Wien bekommt eine neue Bauordnung. Sie enthält einige Neuerungen, soll Bauen günstiger machen und hat in jedem Fall auf Mieter, Hauseigentümer und Bauträger eine Reihe von Auswirkungen.

Mit der neuen Wiener Bauordnung sollte nun doch einige Bewegung in den Wohnbau und in das Stadtbild kommen. „Die Baurechtsnovelle verspricht spürbare Erleichterungen und könnte so bei Bauträgern für neue Impulse sorgen“, meint Eugen Otto, Geschäftsführer der Otto Immobilien Group. Man kann durchaus von einem Liberalisierungsschub sprechen, welcher der Bautätigkeit in Wien guttun wird und der letztendlich auch notwendig ist, wie Walter Wittmann, Vorstand Premium Immobilien AG, meint: „Ich glaube, dass die Bauordnung ein erster wichtiger Schritt ist, unter dem Gesichtspunkt, dass die Entwicklung der Bevölkerung einfach wie bisher weitergeht. Wenn Wien stetig in dieser Dimension wächst, und davon ist auszugehen, dann sollte auch die Bauordnung etwas sein, das sich laufend entwickeln muss.“

Chance auf mehr Dachböden

Wittmann blickt der neuen Bauordnung mit Spannung entgegen, da sie seiner Meinung nach „beim Neubau und bei der Sanierung die Umsetzung preislich attraktiver macht und diese abwicklungstechnisch erleichtert. Der Entwurf ist derzeit eine Verbesserung für alle Beteiligten, und da meine ich auch die Mieter, die am Ende des Tages ja in den Wohnungen leben müssen.“ Die Bauordnung soll vor allem Erleichterungen für den Dachgeschoßausbau bringen. Bedingt durch strenge Regelungen hinsichtlich der Erdbebensicherheit von Gebäuden waren in den vergangenen Jahren Ausbauarbeiten unter dem Dach schwierig zu realisieren. Laut der Novelle gelten Dachgeschoßausbauten für Wohnzwecke nicht mehr als Zubau, sondern als „Änderung von Bauwerken“. „Mit der Regelung bezüglichDachbodenausbauten verbinde ich eine gewisse Hoffnung“, so Michael Schmidt, Geschäftsführer 3SI Immogroup: „Da der Ausbau nicht mehr als Neubau, sondern als Zubau gewertet wird, könnte sich das Bewilligungsverfahren beschleunigen. Weiters bietet die neue Bauordnung auch statisch mehr Spielraum, wobei jetzt teilweise Gutachten zur Mauerwerksdruckfestigkeit verlangt werden. Und diese verursachen wiederum höhere Kosten!“

Dachbodenausbauten erhöhen Wert

Für Häuser mit Rohdachböden, die ganz oder teilweise in der „Grün-Widmung“ liegen, soll die neue Bauordnung also neue Ausbaumöglichkeiten bieten. „Wenn man weiß, wie wichtig ein Dachbodenausbau für die Wirtschaftlichkeit eines Zinshauses ist, kann man ermessen, dass neue Gestaltungsmöglichkeiten in diesem Bereich, den Wert des Hauses deutlich erhöhen können“, so Otto. Potenzial gäbe es genug, und der Zinshausspezialist Markus Arnold, Arnold Immobilien, prognostiziert: „Das Angebot ist vorhanden, und durch die geänderte Wiener Bauordnung werden Zinshäuser auch wieder für institutionelle Investoren interessanter.“ Davon profitieren sollen laut eigener Recherche zwei Drittel der rund 15.000 Wiener Zinshäuser.

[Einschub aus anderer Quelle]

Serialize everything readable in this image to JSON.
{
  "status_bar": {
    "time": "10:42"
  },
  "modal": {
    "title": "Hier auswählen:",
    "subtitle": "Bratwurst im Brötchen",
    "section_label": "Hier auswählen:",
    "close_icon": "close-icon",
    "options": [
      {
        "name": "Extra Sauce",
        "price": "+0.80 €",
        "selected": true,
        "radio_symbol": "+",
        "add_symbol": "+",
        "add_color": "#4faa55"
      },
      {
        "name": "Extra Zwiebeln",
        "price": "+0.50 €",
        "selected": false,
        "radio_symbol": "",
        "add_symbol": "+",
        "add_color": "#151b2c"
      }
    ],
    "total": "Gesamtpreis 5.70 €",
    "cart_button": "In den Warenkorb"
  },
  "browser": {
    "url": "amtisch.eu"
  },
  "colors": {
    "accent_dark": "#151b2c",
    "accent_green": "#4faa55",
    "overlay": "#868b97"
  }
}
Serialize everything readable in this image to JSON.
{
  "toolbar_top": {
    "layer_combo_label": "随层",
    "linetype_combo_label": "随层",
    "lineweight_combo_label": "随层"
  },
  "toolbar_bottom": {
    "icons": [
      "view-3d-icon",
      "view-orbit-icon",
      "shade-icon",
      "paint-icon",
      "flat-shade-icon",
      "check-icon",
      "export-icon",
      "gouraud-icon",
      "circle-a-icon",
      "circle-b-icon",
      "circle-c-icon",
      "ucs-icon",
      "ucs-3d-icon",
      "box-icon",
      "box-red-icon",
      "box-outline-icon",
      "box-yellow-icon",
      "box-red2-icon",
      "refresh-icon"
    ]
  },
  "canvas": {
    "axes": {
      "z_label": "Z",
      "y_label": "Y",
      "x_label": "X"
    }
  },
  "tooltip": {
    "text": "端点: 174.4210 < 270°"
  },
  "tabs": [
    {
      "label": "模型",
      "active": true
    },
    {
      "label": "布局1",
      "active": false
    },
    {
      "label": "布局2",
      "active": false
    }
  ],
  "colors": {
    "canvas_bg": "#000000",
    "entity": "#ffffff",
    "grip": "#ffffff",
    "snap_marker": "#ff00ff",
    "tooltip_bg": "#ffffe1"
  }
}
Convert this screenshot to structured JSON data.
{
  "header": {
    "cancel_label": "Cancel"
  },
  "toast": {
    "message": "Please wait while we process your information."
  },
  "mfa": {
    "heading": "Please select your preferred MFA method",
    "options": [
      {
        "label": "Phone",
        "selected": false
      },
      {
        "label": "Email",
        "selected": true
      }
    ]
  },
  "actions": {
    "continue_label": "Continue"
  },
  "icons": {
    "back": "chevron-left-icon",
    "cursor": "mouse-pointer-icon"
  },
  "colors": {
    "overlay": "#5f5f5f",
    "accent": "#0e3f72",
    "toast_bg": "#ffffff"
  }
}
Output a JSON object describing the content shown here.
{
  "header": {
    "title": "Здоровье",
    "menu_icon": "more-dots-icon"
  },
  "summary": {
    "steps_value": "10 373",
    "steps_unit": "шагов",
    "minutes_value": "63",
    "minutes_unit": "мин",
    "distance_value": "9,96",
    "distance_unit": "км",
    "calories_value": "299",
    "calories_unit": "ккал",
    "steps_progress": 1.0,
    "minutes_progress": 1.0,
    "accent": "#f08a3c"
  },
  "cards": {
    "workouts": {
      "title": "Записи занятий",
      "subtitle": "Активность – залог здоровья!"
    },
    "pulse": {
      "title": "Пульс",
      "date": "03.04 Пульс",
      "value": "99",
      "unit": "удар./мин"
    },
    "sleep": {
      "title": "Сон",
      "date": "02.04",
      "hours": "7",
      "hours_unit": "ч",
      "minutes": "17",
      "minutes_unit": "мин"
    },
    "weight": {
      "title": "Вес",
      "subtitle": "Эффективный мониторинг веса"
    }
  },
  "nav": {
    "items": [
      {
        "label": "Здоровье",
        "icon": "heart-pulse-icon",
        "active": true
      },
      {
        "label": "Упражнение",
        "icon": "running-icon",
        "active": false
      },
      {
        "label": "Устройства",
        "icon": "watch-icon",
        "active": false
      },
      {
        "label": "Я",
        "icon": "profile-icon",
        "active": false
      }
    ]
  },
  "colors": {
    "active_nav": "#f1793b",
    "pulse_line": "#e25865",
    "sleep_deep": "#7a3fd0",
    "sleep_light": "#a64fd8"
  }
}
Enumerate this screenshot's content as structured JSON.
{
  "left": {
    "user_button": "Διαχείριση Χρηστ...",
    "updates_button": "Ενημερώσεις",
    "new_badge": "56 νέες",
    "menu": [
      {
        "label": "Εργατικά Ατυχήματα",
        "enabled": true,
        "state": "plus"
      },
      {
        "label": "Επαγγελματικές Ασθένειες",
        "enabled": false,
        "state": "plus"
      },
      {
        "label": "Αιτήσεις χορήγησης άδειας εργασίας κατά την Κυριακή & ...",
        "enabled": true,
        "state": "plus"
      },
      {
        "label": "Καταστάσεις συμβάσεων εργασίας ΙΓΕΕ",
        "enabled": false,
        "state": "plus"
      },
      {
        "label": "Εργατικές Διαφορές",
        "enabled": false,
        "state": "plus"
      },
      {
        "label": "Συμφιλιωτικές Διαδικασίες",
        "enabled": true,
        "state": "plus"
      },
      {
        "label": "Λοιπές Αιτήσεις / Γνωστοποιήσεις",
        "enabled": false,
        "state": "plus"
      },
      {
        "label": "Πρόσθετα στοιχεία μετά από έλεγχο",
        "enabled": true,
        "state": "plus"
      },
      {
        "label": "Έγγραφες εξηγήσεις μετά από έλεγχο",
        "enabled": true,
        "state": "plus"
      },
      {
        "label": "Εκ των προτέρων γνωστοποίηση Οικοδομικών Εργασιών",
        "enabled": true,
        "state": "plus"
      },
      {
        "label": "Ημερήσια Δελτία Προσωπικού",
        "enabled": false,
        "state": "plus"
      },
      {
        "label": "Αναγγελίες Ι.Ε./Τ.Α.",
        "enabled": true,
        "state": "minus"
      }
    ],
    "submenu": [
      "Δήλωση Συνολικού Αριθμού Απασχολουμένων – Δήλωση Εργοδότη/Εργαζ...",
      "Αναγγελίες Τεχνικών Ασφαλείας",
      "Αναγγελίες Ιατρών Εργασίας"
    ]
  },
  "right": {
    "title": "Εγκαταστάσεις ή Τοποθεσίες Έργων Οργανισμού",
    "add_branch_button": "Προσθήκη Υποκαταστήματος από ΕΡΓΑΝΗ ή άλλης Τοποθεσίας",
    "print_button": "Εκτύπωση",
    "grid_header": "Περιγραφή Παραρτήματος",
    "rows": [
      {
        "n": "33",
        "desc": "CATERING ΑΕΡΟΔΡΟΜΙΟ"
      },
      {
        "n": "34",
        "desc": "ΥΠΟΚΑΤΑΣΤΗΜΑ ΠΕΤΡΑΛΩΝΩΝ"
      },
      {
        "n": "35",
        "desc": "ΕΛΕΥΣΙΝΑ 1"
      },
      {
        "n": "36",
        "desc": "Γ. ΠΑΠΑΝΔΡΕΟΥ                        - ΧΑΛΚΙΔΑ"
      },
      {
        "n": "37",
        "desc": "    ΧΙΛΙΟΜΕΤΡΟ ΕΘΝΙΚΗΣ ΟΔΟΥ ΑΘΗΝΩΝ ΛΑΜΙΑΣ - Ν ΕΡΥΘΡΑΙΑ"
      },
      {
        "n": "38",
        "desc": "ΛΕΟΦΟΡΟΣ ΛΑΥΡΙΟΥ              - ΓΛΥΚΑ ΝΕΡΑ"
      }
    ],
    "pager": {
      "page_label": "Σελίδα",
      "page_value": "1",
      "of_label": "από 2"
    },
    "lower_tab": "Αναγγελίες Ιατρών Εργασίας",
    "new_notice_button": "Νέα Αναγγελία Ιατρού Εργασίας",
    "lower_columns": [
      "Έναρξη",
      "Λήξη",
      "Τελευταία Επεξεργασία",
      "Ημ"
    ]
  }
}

Nachfrage höher als Angebot

„Die Möglichkeit der Renditesteigerung wird die Nachfrage nach Gründerzeit-Zinshäusern sicher stimulieren“, so Gerhard Hudej, Hudej Zinshausmakler GesmbH. Robert Fotter, Geschäftsführer von wohninvest: „Das ist ein Schritt in die richtige Richtung, zusätzlichen hochwertigen Wohnraum zu schaffen. Denn nach wie vor ist die Wohnungsnachfrage höher als das Angebot.“

Vor allem bei der innerstädtischen Nachverdichtung geht es um die Nutzung bestehender Infrastruktur und das Heben von brach liegenden Potenzialen. „Angesichts der beschränkten öffentlichen Mittel ist es ein Gebot der Stunde, Wohnraum dort zu wahren und neu zu schaffen, wo von Straßen über die öffentliche Verkehrsanbindung bis hin zu Nahversorgung, Kinderbetreuungsplätzen und Schulen alle wichtigen Infrastrukturqualitäten ohnedies verfügbar sind“, betont Klaus Wolfinger, Bauträgersprecher des ÖVI.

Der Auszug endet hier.